His grandfather Hugues Bertin also kept the memory of a greenhouse whose reflections fascinated him. These warped greenhouse glasses that he collects today for his photographic montages, which he gathers and cuts, cleans and resizes, recall the work of the earth and that of the glassmakers. Glass protects and ensures the fertility of crops, it filters the rays. It diffuses warmth and softness. We find in Hugues this humility of the artisan who explores humble materials, handles them and integrates them to give them a second artistic life. Covered with cathedral glass, the cut surface undulates, offering itself to the sensual touch and unexpected reflections and it is as if this second transparent skin makes the image more shimmering and alive.
Sharpened by frequenting the Breton shores, the photographer's gaze turns towards other wrecks and other vestiges, those of the sea. He wanders through the shipyards, scrutinizing the marine cemeteries, the careening areas, the hulls of ship, misplaced rigging, washed out floors. The eye spots unusual subjects and picks up its images in La Ciotat, Cassis, La Seyne, Sète, Marseille or Portugal. He patiently photographs the imprints of human labor, the traces of the past on abandoned carcasses, the petrified drips, the decomposition of layers of paint, the oxidation of hulls, the remains (ropes, propellers, wood) of lonely boats or sharp elders. So many fragments of a neglected history. Explosive colors resurface, magnified by the framing, eaten away by the elements, time, abandonment. Wear radiates, rust sparkles.
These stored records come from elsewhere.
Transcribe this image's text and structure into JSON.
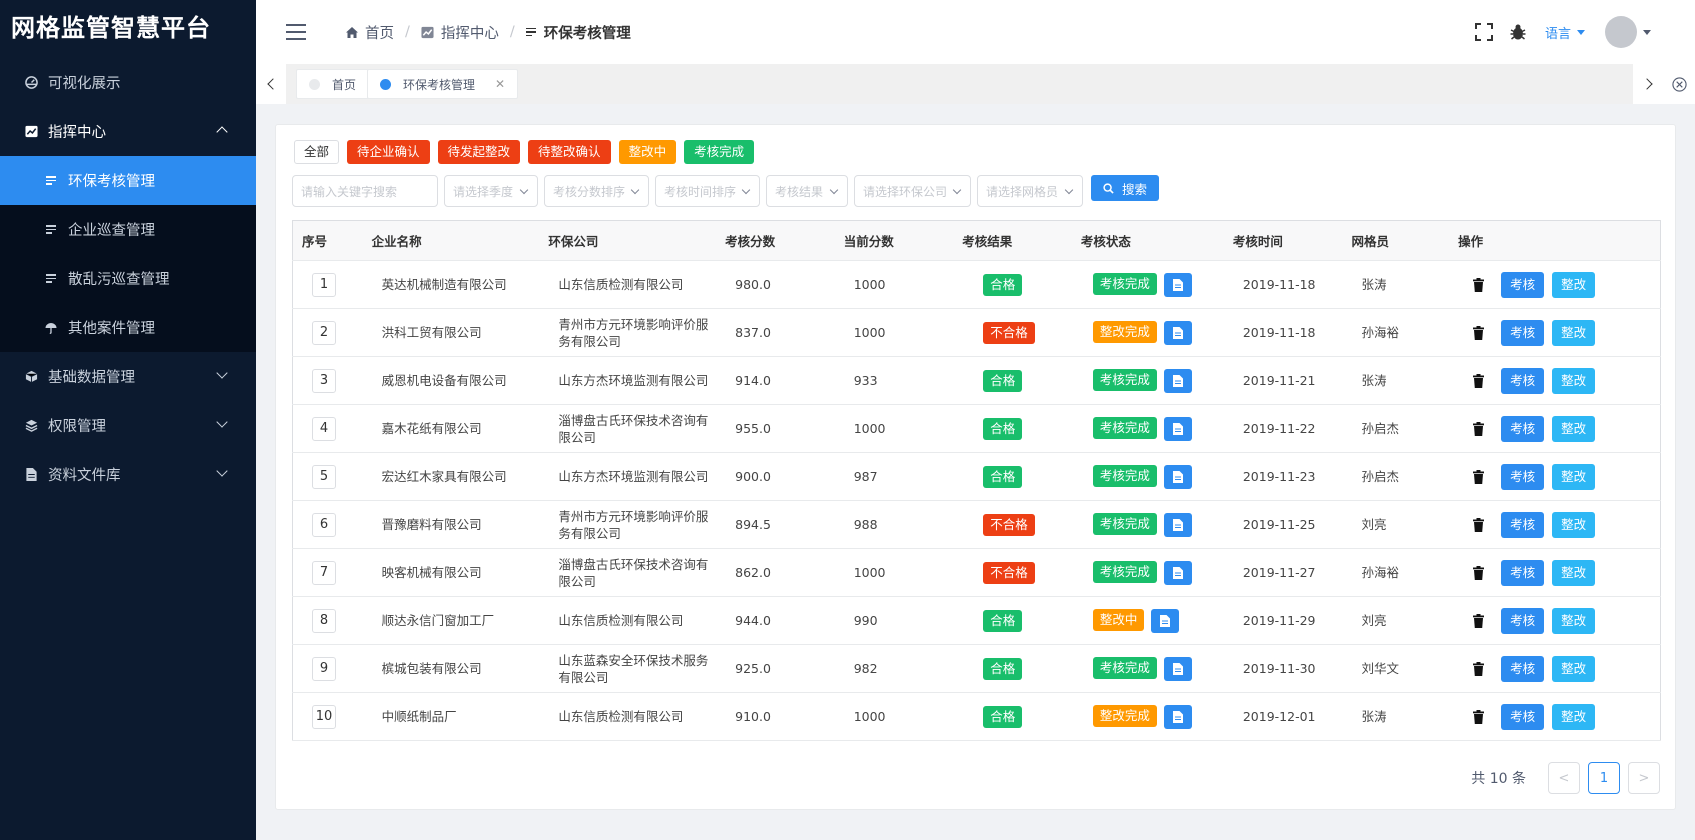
{
  "app": {
    "title": "网格监管智慧平台"
  },
  "sidebar": {
    "items": [
      {
        "label": "可视化展示",
        "icon": "dashboard-icon"
      },
      {
        "label": "指挥中心",
        "icon": "chart-icon",
        "open": true,
        "children": [
          {
            "label": "环保考核管理",
            "active": true
          },
          {
            "label": "企业巡查管理"
          },
          {
            "label": "散乱污巡查管理"
          },
          {
            "label": "其他案件管理"
          }
        ]
      },
      {
        "label": "基础数据管理",
        "icon": "cube-icon"
      },
      {
        "label": "权限管理",
        "icon": "layers-icon"
      },
      {
        "label": "资料文件库",
        "icon": "document-icon"
      }
    ]
  },
  "header": {
    "breadcrumb": [
      "首页",
      "指挥中心",
      "环保考核管理"
    ],
    "language_label": "语言"
  },
  "tabs": [
    {
      "label": "首页"
    },
    {
      "label": "环保考核管理",
      "active": true
    }
  ],
  "filters": {
    "tags": [
      {
        "label": "全部",
        "style": "plain"
      },
      {
        "label": "待企业确认",
        "style": "red"
      },
      {
        "label": "待发起整改",
        "style": "red"
      },
      {
        "label": "待整改确认",
        "style": "red"
      },
      {
        "label": "整改中",
        "style": "orange"
      },
      {
        "label": "考核完成",
        "style": "green"
      }
    ],
    "keyword_placeholder": "请输入关键字搜索",
    "selects": [
      "请选择季度",
      "考核分数排序",
      "考核时间排序",
      "考核结果",
      "请选择环保公司",
      "请选择网格员"
    ],
    "search_label": "搜索"
  },
  "table": {
    "columns": [
      "序号",
      "企业名称",
      "环保公司",
      "考核分数",
      "当前分数",
      "考核结果",
      "考核状态",
      "考核时间",
      "网格员",
      "操作"
    ],
    "op_labels": {
      "review": "考核",
      "rectify": "整改"
    },
    "rows": [
      {
        "idx": "1",
        "company": "英达机械制造有限公司",
        "eco": "山东信质检测有限公司",
        "score": "980.0",
        "current": "1000",
        "result": "合格",
        "result_color": "green",
        "status": "考核完成",
        "status_color": "green",
        "date": "2019-11-18",
        "grid": "张涛"
      },
      {
        "idx": "2",
        "company": "洪科工贸有限公司",
        "eco": "青州市方元环境影响评价服务有限公司",
        "score": "837.0",
        "current": "1000",
        "result": "不合格",
        "result_color": "red",
        "status": "整改完成",
        "status_color": "orange",
        "date": "2019-11-18",
        "grid": "孙海裕"
      },
      {
        "idx": "3",
        "company": "威恩机电设备有限公司",
        "eco": "山东方杰环境监测有限公司",
        "score": "914.0",
        "current": "933",
        "result": "合格",
        "result_color": "green",
        "status": "考核完成",
        "status_color": "green",
        "date": "2019-11-21",
        "grid": "张涛"
      },
      {
        "idx": "4",
        "company": "嘉木花纸有限公司",
        "eco": "淄博盘古氏环保技术咨询有限公司",
        "score": "955.0",
        "current": "1000",
        "result": "合格",
        "result_color": "green",
        "status": "考核完成",
        "status_color": "green",
        "date": "2019-11-22",
        "grid": "孙启杰"
      },
      {
        "idx": "5",
        "company": "宏达红木家具有限公司",
        "eco": "山东方杰环境监测有限公司",
        "score": "900.0",
        "current": "987",
        "result": "合格",
        "result_color": "green",
        "status": "考核完成",
        "status_color": "green",
        "date": "2019-11-23",
        "grid": "孙启杰"
      },
      {
        "idx": "6",
        "company": "晋豫磨料有限公司",
        "eco": "青州市方元环境影响评价服务有限公司",
        "score": "894.5",
        "current": "988",
        "result": "不合格",
        "result_color": "red",
        "status": "考核完成",
        "status_color": "green",
        "date": "2019-11-25",
        "grid": "刘亮"
      },
      {
        "idx": "7",
        "company": "映客机械有限公司",
        "eco": "淄博盘古氏环保技术咨询有限公司",
        "score": "862.0",
        "current": "1000",
        "result": "不合格",
        "result_color": "red",
        "status": "考核完成",
        "status_color": "green",
        "date": "2019-11-27",
        "grid": "孙海裕"
      },
      {
        "idx": "8",
        "company": "顺达永信门窗加工厂",
        "eco": "山东信质检测有限公司",
        "score": "944.0",
        "current": "990",
        "result": "合格",
        "result_color": "green",
        "status": "整改中",
        "status_color": "orange",
        "date": "2019-11-29",
        "grid": "刘亮"
      },
      {
        "idx": "9",
        "company": "槟城包装有限公司",
        "eco": "山东蓝森安全环保技术服务有限公司",
        "score": "925.0",
        "current": "982",
        "result": "合格",
        "result_color": "green",
        "status": "考核完成",
        "status_color": "green",
        "date": "2019-11-30",
        "grid": "刘华文"
      },
      {
        "idx": "10",
        "company": "中顺纸制品厂",
        "eco": "山东信质检测有限公司",
        "score": "910.0",
        "current": "1000",
        "result": "合格",
        "result_color": "green",
        "status": "整改完成",
        "status_color": "orange",
        "date": "2019-12-01",
        "grid": "张涛"
      }
    ]
  },
  "pagination": {
    "total_label": "共 10 条",
    "current_page": "1",
    "prev": "<",
    "next": ">"
  },
  "colors": {
    "primary": "#2d8cf0",
    "danger": "#ed3f14",
    "warning": "#ff9900",
    "success": "#19be6b",
    "info": "#2db7f5",
    "sidebar_bg": "#0c1a2f"
  }
}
Each image offers a detail from the past and a call to the wider world, to a new life populated by dreams and travel. One of Hugues Bertin's first great works, perhaps the first (see his website), is entitled Map of the World. Iconic title. A detail of a hull transforms into an intimate geography for the fascinated viewer. Each image exhibited thus invites escape, daydreaming and we forget the initial support to navigate through the colors, draw a landscape, sail into the distances. The work becomes an impulse for our nomadic imagination, vibrant with life impulses and brilliant colors that emerge from decay. Nostalgia is forgotten, only the appetite for colors, light, shapes, new life remains: the work is born from a vital desire that the presence of the wrecks and the cemetery perhaps makes more ardent and more urgent.
A paradox is at the heart of Hugues Bertin’s work. Through his framing and his glance, Hugues “makes visible” trivial details of course, he illuminates the invisible. Which reminds us of the words of Paul Klee: “Art does not reproduce the visible. It makes it visible.” Hugues makes us see differently of course the shreds and debris of an abandoned world. But above all his gaze transforms rust, erosion, decomposition into a luminous, poetic and living image. He creates an art of distant memory and quivering reviviscence, as if the photographer's eye were torn away from chaos, from the tumult of the elements, from a twilight nostalgia, to populate the night with shooting stars, with solar afterglow. Art then transforms devastation into a source of beauty and life.